University of North Carolina, Chapel Hill: Carolina, community partnership helps Tar Heels succeed in the community

Tar Heels are more than just students at Carolina. They’re also members of the much larger Chapel Hill and Carrboro community.

“It’s not just, ‘Oh, they’re Carolina students who happen to live in the community,’” says Aaron Bachenheimer, Carolina’s executive director of off-campus student life and community partnerships. “They are as much community members who happen to go to Carolina as they are Carolina students who happen to live in the community.”

For nearly two decades, the Good Neighbor Initiative — a partnership between the University, the towns of Chapel Hill and Carrboro, and several community organizations — has been working to strengthen the connections between Carolina students and long-time residents to help Tar Heels thrive in off-campus housing.

Bachenheimer says the program’s goal is to do exactly what its name says: create good neighbors.
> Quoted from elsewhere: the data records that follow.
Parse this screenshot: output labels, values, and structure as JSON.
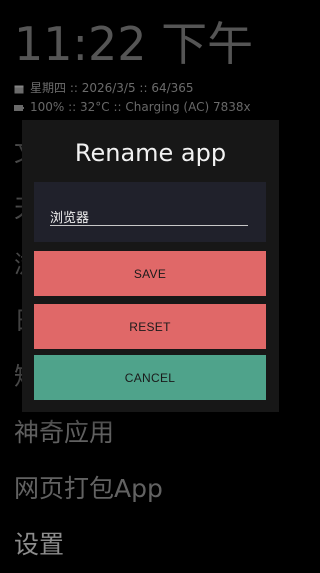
{
  "clock": "11:22 下午",
  "status": {
    "line1": "星期四 :: 2026/3/5 :: 64/365",
    "line2": "100% :: 32°C :: Charging (AC) 7838x"
  },
  "background_list": [
    "文",
    "天",
    "浏",
    "日",
    "短",
    "神奇应用",
    "网页打包App",
    "设置"
  ],
  "dialog": {
    "title": "Rename app",
    "input_value": "浏览器",
    "save_label": "SAVE",
    "reset_label": "RESET",
    "cancel_label": "CANCEL"
  },
  "colors": {
    "save": "#e06868",
    "reset": "#e06868",
    "cancel": "#4fa38b"
  }
}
At its core, that means helping students, who may be living in a neighborhood on their own for the first time, understand the responsibilities of community living.
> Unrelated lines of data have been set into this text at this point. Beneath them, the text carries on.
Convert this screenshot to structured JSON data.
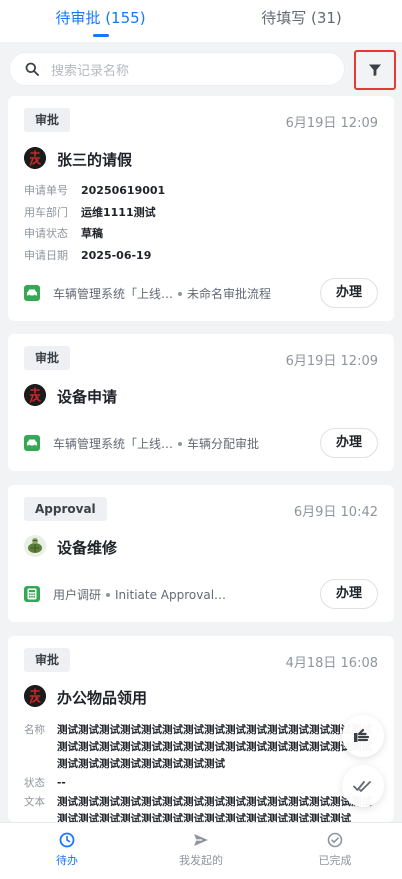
{
  "tabs": {
    "pending": "待审批 (155)",
    "to_fill": "待填写 (31)"
  },
  "search": {
    "placeholder": "搜索记录名称"
  },
  "cards": [
    {
      "badge": "审批",
      "time": "6月19日 12:09",
      "title": "张三的请假",
      "fields": [
        {
          "label": "申请单号",
          "value": "20250619001"
        },
        {
          "label": "用车部门",
          "value": "运维1111测试"
        },
        {
          "label": "申请状态",
          "value": "草稿"
        },
        {
          "label": "申请日期",
          "value": "2025-06-19"
        }
      ],
      "source": "车辆管理系统「上线…",
      "flow": "未命名审批流程",
      "action": "办理",
      "app_icon": "car-icon"
    },
    {
      "badge": "审批",
      "time": "6月19日 12:09",
      "title": "设备申请",
      "source": "车辆管理系统「上线…",
      "flow": "车辆分配审批",
      "action": "办理",
      "app_icon": "car-icon"
    },
    {
      "badge": "Approval",
      "time": "6月9日 10:42",
      "title": "设备维修",
      "source": "用户调研",
      "flow": "Initiate Approval…",
      "action": "办理",
      "app_icon": "calculator-icon"
    },
    {
      "badge": "审批",
      "time": "4月18日 16:08",
      "title": "办公物品领用",
      "fields": [
        {
          "label": "名称",
          "value": "测试测试测试测试测试测试测试测试测试测试测试测试测试测试测试测试测试测试测试测试测试测试测试测试测试测试测试测试测试测试测试测试测试测试测试测试测试测试"
        },
        {
          "label": "状态",
          "value": "--"
        },
        {
          "label": "文本",
          "value": "测试测试测试测试测试测试测试测试测试测试测试测试测试测试测试测试测试测试测试测试测试测试测试测试测试测试测试测试测试"
        }
      ]
    }
  ],
  "bottom_nav": [
    {
      "label": "待办",
      "icon": "clock-icon",
      "active": true
    },
    {
      "label": "我发起的",
      "icon": "send-icon",
      "active": false
    },
    {
      "label": "已完成",
      "icon": "check-circle-icon",
      "active": false
    }
  ],
  "colors": {
    "accent": "#1677ff",
    "app_green": "#34a853",
    "highlight_border": "#e53935"
  }
}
“We want to give students the information that they need to be good neighbors and citizens, and to better connect students and nonstudent residents of near-campus neighborhoods for the betterment of everybody’s quality of life,” Bachenheimer says. “The goal is that students have good experiences off-campus and that neighbors have positive experiences.”

The Good Neighbor Initiative works to do that in many ways throughout the semester. On busy Thursday and Friday nights, volunteers will set up stations near Franklin Street to share information, take time to talk with students and provide water. The program also produces a monthly newsletter for Tar Heels living in the community to share timely information.

One of the largest outreach efforts from the partnership happens in the days leading up to Carolina’s first day of classes. On Aug. 16 and 17, community members will be going door-to-door to meet their new student-neighbors. Over two days, they will visit the Northside, Pine Knolls, Cameron-McCauley neighborhoods, as well as North Street, Davie Circle and the Dawes and Coolidge street areas.

Traditionally, volunteers will knock on 1,200 doors as part of the event.

“It’s a way to let students know that we know that they are here, to welcome them into the community without judgment and to give them an opportunity to do the right things and be a good neighbor,” Bachenheimer says.

Between events like the neighborhood walk and a community breakfast on Sept. 18, the Good Neighbor Initiative aims to provide opportunities for long-time residents and Carolina students to meet and get to know one another. By doing so, Bachenheimer hopes Tar Heels can better understand who they are living around.

“I think it makes a huge difference,” he says. “Perspective influences behavior, and without perspective, you operate in your own zone. I believe in giving students the opportunity for perspective and seeing the neighborhood through a different set of eyes. That happens when you meet your neighbors.”

The same also goes in the opposite direction, Chapel Hill Town Manager Maurice Jones says. The face-to-face meetings help residents connect with the Carolina students and see them not as temporary residents but community members. Mutual respect between students and their neighbors is critical for success in the neighborhoods, Jones says.

“The Good Neighbor Initiative truly connects students and neighbors,” Jones says. “It’s an opportunity for all residents to develop relationships.”